I'm looking into using numba for speeding up iterative calculations, particularly in cases where the calculations sometimes rely on the results of previous calculations and thus vectorizing isn't always applicable. One of the things I have found lacking is it doesn't appear to allow dataframes. No problem though I thought, you can pass a 2D numpy array, and a numpy array of column names, and I attempted to implement a function to refer to values by their column name rather than index. Here's the code I have so far.
from numba import jit
import numpy as np
@jit(nopython=True)
def get_index(cols,col):
for i in range(len(cols)):
if cols[i] == col:
return i
@jit(nopython=True)
def get_element(ndarr: np.ndarray,cols:np.ndarray,row:np.int8,name:str):
ind = get_index(cols,name)
print(row)
print(ind)
print(ndarr[0][0])
#print(ndarr[row][ind])
get_element(np.array([['HI'],['BYE'],['HISAHASDG']]),np.array(['COLUMN_1']),0,"COLUMN_1")
I have get_index, which I've independently tested and it works. This is basically an implementation of np.where, which I was wondering whether that could have been driving my error. So with that print commented out, this code now runs. It prints out 0, 0, and then "HI" as expected. So in theory all the commented out line should do is print "HI", just as the previous line's print does, because both row and ind are 0. But when I uncomment it, I get the following:
---------------------------------------------------------------------------
TypingError Traceback (most recent call last)
<timed exec> in <module>
/sas/python/app/miniconda3/envs/py3lu/lib/python3.6/site-packages/numba/core/dispatcher.py in _compile_for_args(self, *args, **kws)
399 e.patch_message(msg)
400
--> 401 error_rewrite(e, 'typing')
402 except errors.UnsupportedError as e:
403 # Something unsupported is present in the user code, add help info
/sas/python/app/miniconda3/envs/py3lu/lib/python3.6/site-packages/numba/core/dispatcher.py in error_rewrite(e, issue_type)
342 raise e
343 else:
--> 344 reraise(type(e), e, None)
345
346 argtypes = []
/sas/python/app/miniconda3/envs/py3lu/lib/python3.6/site-packages/numba/core/utils.py in reraise(tp, value, tb)
78 value = tp()
79 if value.__traceback__ is not tb:
---> 80 raise value.with_traceback(tb)
81 raise value
82
TypingError: Failed in nopython mode pipeline (step: nopython frontend)

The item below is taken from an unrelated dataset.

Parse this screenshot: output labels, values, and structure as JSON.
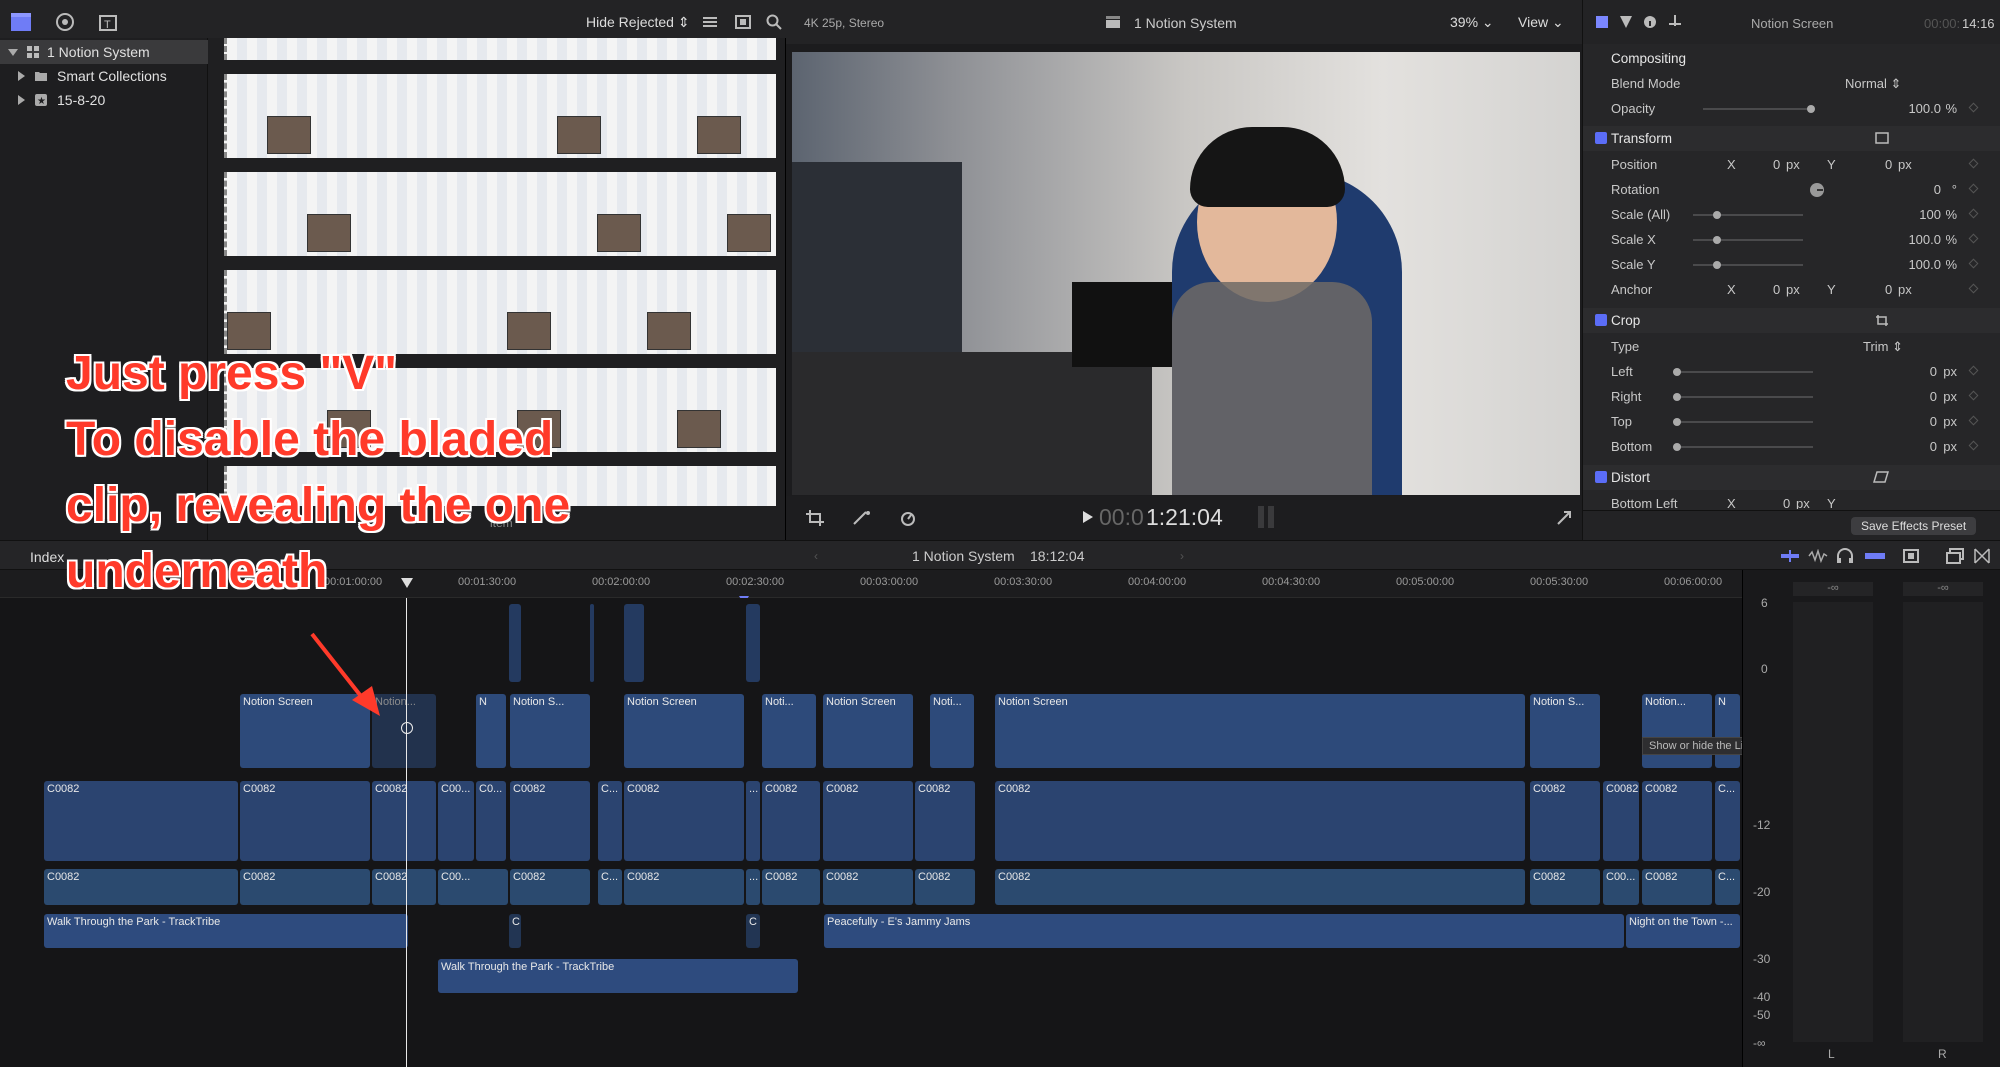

Invalid use of Function(<built-in function getitem>) with argument(s) of type(s): (array([unichr x 50], 1d, C), OptionalType(int64) i.e. the type 'int64 or None')
* parameterized
In definition 0:
All templates rejected with literals.
In definition 1:
All templates rejected without literals.
In definition 2:
All templates rejected with literals.
In definition 3:
All templates rejected without literals.
In definition 4:
All templates rejected with literals.
In definition 5:
All templates rejected without literals.
In definition 6:
All templates rejected with literals.
In definition 7:
All templates rejected without literals.
In definition 8:
All templates rejected with literals.
In definition 9:
All templates rejected without literals.
In definition 10:
All templates rejected with literals.
In definition 11:
All templates rejected without literals.
In definition 12:
TypeError: unsupported array index type OptionalType(int64) i.e. the type 'int64 or None' in [OptionalType(int64)]
raised from /sas/python/app/miniconda3/envs/py3lu/lib/python3.6/site-packages/numba/core/typing/arraydecl.py:69
In definition 13:
TypeError: unsupported array index type OptionalType(int64) i.e. the type 'int64 or None' in [OptionalType(int64)]
raised from /sas/python/app/miniconda3/envs/py3lu/lib/python3.6/site-packages/numba/core/typing/arraydecl.py:69
In definition 14:
All templates rejected with literals.
In definition 15:
All templates rejected without literals.
This error is usually caused by passing an argument of a type that is unsupported by the named function.
[1] During: typing of intrinsic-call at <timed exec> (15)
File "<timed exec>", line 15:
<source missing, REPL/exec in use?>
Is there something I'm missing? I checked the types of both row and ind and they are indeed int types. Why is numba not letting me subset with int variables? Thanks.